Ask.Cyberinfrastructure

"slurmstepd: error: Exceeded step memory limit at some point"

slurm
scheduler

#1

Sometimes when I run a SLURM job, I receive the following message in my stderr file: “slurmstepd: error: Exceeded step memory limit at some point”. What does this mean? Should I be worried about this? How do I avoid getting this error?

CURATOR: Scott Yockel


#2

ANSWER: This error indicates that at some point, your job (or a task in your job) used more
memory than was allocated to it, and Slurm killed your job.

You can use the sacct cmd to find the maximum resident memory size (MaxRSS)
for any task in your job; see How can I use SLURM’s sacct command to show memory usage statistics for a job that I am running?
for more details.

In the simple case that your job just needs a bit more memory than you requested,
you can try increasing the amount of memory that you request. This is usually
specified in slurm with either the --mem-per-cpu=MEMSIZE or --mem=MEMSIZE
parameters to sbatch; the former sets the memory per allocated CPU core, the latter
sets the memory required per node. Usually it the memory per allocated CPU core
makes more sense to set. In either case, MEMSIZE is amount of memory in MB.

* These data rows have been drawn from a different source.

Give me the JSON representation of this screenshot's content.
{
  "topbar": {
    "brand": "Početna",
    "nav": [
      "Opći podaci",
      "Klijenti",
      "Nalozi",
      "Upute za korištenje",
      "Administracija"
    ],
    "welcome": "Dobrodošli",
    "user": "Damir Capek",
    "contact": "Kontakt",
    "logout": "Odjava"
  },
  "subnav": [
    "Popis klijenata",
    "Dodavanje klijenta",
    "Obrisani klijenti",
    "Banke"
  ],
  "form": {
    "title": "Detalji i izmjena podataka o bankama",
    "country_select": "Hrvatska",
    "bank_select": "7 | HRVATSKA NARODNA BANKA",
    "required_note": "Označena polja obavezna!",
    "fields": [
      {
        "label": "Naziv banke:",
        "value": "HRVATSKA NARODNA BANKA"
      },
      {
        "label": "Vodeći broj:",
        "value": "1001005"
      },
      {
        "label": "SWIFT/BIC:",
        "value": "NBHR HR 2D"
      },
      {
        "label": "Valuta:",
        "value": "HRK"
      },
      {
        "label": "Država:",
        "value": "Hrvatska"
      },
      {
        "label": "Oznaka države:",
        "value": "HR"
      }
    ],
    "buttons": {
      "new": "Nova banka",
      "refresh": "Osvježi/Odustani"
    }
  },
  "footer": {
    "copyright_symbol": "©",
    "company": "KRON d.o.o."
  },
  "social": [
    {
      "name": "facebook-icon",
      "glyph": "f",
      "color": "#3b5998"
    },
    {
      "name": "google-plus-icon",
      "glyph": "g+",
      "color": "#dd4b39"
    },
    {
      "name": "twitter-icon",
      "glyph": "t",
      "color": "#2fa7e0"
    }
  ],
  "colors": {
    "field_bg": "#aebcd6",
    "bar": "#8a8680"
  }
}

You should try to do an estimate of how much memory your code will need to ensure
that you are not hitting a memory leak which will consume however much memory
you throw at the job (and requires fixing the code).


#3

AC COMMENT: The answer by payerle to this question does, indeed, address the issue in detail, however for the question itself to be StackExchange-ready it needs further work in the following ways:

  1. first, the person asking the question should follow the guidance at: https://math.stackexchange.com/help/how-to-ask

“Have you thoroughly searched for an answer before asking your question? Sharing your research helps everyone. Tell us what you found and why it didn’t meet your needs. This demonstrates that you’ve taken the time to try to help yourself, it saves us from reiterating obvious answers, and above all, it helps you get a more specific and relevant answer!”

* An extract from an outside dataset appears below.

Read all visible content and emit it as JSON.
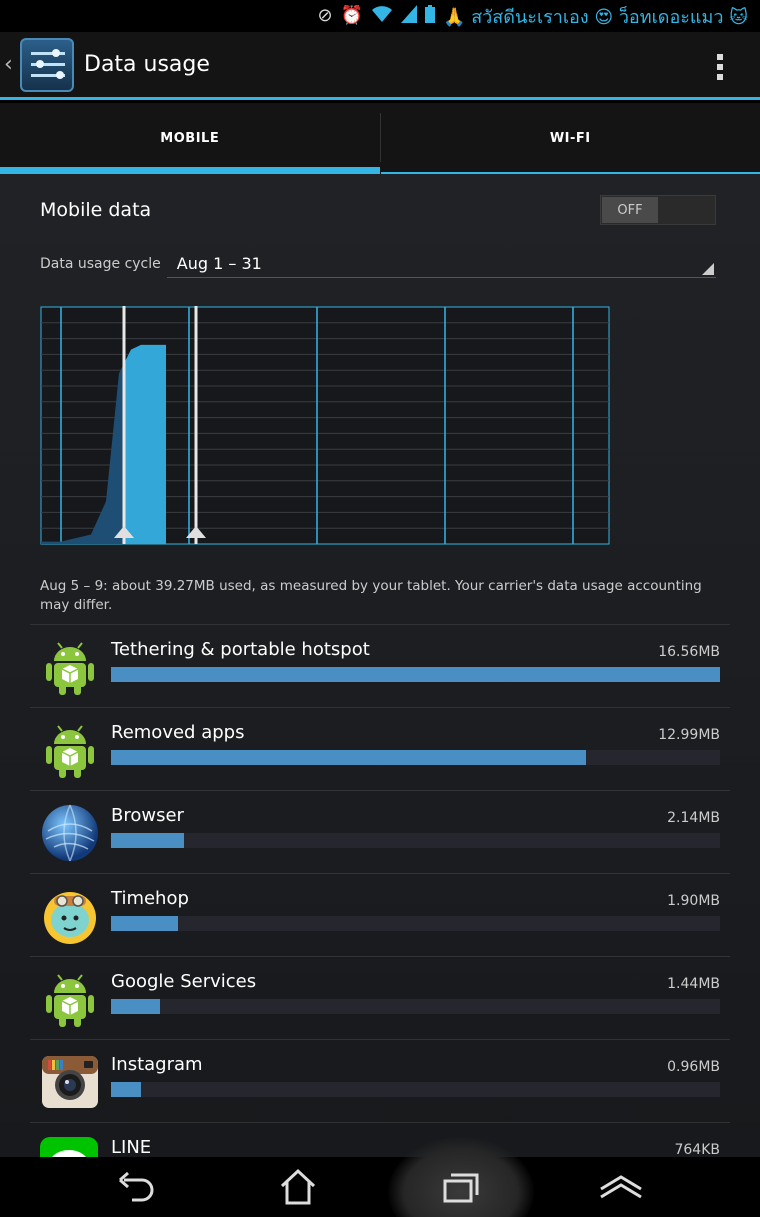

By simply copy-pasting this question title into a google search: https://www.google.com/search?q=My+job+died+with+a+“slurmstepd%3A+error%3A+Exceeded+step+memory+limit+at+some+point”+please+help&oq=My+job+died+with+a+“slurmstepd%3A+error%3A+Exceeded+step+memory+limit+at+some+point”+please+help

The first few search results yield some good hits:

In the StackExchange community, it’s often the case that there are several good answers to a question, rather than a single good answer— depending on how specific the question is, and whether or not it actually has a single solution or not. Given that a google search reveals several different answers, those could be referenced by another person to answer the question in addition to what payerle has posted.